A crise do coronavírus também vai ter um grande impacto econômico. “Os efeitos econômicos ainda não estão claros, mas Bolsonaro está passando a mensagem de que é contra o isolamento social e talvez empurre o protagonismo dessa crise econômica profunda que vai vir para os governadores”, acredita Ernani. Ele argumenta também que depois da segunda semana de tudo fechado “vai chegar uma fatura para os governadores, porque está tudo parado, a economia deixa de circular e de virar impostos”. A principal receita dos Estados é formada por tributos.

DESFECHO

“É difícil prever o desfecho dessa crise, mas Bolsonaro vai sair menor do que entrou. Esse isolamento vai ter um custo alto para o presidente porque a sua base parlamentar mais fiel é pequena. São mais de 50 parlamentares. Isso representa 10% do Congresso Nacional. As outras alianças vinham com a alta popularidade dele e isso mudou bastante agora”, argumenta José Alves.

LADO POSITIVO

Segundo ele, a crise econômica que virá após a pandemia do coronavírus vai impactar na imagem do presidente Bolsonaro. “As pessoas vão cobrar de todos os políticos, porque ocorrerá um desemprego enorme, problemas sociais. Será difícil o presidente galgar uma alta popularidade”, revela. O lado positivo, de acordo com o historiador, é que os partidos estão começando a ver o surgimento de novas lideranças que estão capitalizando neste cenário conturbado.
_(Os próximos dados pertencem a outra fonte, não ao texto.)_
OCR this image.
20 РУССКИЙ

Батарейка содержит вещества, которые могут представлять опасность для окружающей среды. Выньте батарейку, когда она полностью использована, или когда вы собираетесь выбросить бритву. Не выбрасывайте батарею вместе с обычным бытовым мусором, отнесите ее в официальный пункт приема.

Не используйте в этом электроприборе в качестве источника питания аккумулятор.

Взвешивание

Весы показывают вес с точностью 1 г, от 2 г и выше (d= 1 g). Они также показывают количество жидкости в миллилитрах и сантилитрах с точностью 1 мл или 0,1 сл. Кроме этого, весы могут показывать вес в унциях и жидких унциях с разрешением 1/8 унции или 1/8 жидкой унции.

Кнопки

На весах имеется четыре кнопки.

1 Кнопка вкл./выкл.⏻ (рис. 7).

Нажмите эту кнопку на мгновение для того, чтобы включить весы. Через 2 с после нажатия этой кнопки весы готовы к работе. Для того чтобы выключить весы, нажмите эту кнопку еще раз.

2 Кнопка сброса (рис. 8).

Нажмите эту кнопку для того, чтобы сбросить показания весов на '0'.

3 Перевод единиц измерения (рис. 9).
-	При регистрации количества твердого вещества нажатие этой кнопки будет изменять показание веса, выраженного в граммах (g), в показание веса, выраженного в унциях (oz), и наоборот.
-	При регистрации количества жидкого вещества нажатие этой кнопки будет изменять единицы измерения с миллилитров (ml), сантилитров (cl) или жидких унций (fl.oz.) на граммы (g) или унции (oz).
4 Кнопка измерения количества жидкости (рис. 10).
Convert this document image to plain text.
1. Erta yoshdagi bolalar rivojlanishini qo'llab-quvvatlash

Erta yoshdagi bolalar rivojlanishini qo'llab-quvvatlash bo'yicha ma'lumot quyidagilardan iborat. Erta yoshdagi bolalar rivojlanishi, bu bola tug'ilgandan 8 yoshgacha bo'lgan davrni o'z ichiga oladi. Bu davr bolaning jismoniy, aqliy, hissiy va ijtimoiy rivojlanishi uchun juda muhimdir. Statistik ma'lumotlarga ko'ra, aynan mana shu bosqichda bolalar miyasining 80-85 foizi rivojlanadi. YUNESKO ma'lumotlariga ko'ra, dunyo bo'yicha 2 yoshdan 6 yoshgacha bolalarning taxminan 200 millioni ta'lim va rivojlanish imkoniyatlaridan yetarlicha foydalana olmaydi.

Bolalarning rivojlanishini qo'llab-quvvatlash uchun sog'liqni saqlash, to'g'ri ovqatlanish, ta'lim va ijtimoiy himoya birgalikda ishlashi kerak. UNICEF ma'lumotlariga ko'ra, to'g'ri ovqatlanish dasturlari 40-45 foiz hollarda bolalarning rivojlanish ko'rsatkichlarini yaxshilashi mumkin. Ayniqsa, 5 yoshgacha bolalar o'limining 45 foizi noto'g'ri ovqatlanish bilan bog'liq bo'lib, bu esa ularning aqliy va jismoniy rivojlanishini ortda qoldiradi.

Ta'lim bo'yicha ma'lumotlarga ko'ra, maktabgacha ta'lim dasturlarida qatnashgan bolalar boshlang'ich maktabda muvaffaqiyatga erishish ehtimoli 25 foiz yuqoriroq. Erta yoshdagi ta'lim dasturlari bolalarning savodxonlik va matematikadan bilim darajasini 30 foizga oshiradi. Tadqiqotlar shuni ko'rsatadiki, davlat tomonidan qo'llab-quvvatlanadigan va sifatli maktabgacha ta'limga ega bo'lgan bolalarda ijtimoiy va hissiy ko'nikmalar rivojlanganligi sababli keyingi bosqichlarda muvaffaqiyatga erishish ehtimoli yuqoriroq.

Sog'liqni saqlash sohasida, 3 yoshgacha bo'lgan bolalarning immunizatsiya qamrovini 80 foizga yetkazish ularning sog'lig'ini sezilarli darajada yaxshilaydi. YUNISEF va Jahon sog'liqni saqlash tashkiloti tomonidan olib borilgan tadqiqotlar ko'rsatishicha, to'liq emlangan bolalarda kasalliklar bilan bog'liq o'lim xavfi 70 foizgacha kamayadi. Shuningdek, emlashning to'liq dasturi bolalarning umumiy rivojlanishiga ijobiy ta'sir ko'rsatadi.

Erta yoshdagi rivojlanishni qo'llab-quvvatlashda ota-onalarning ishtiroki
“Existem aqueles que, mesmo com suas divergências políticas, acreditam na ciência, na racionalidade e na defesa da ordem legal”, afirma José Alves. Ele acredita que os brasileiros já estão assistindo a um rearranjo das forças políticas com “menos ideologia, menos briga entre direita e esquerda, falando sobre o que o Brasil tem que fazer. É interessante ver governadores de direita e esquerda alinhados para o enfrentamento do coronavírus e dos graves problemas sociais dos seus Estados”, conclui.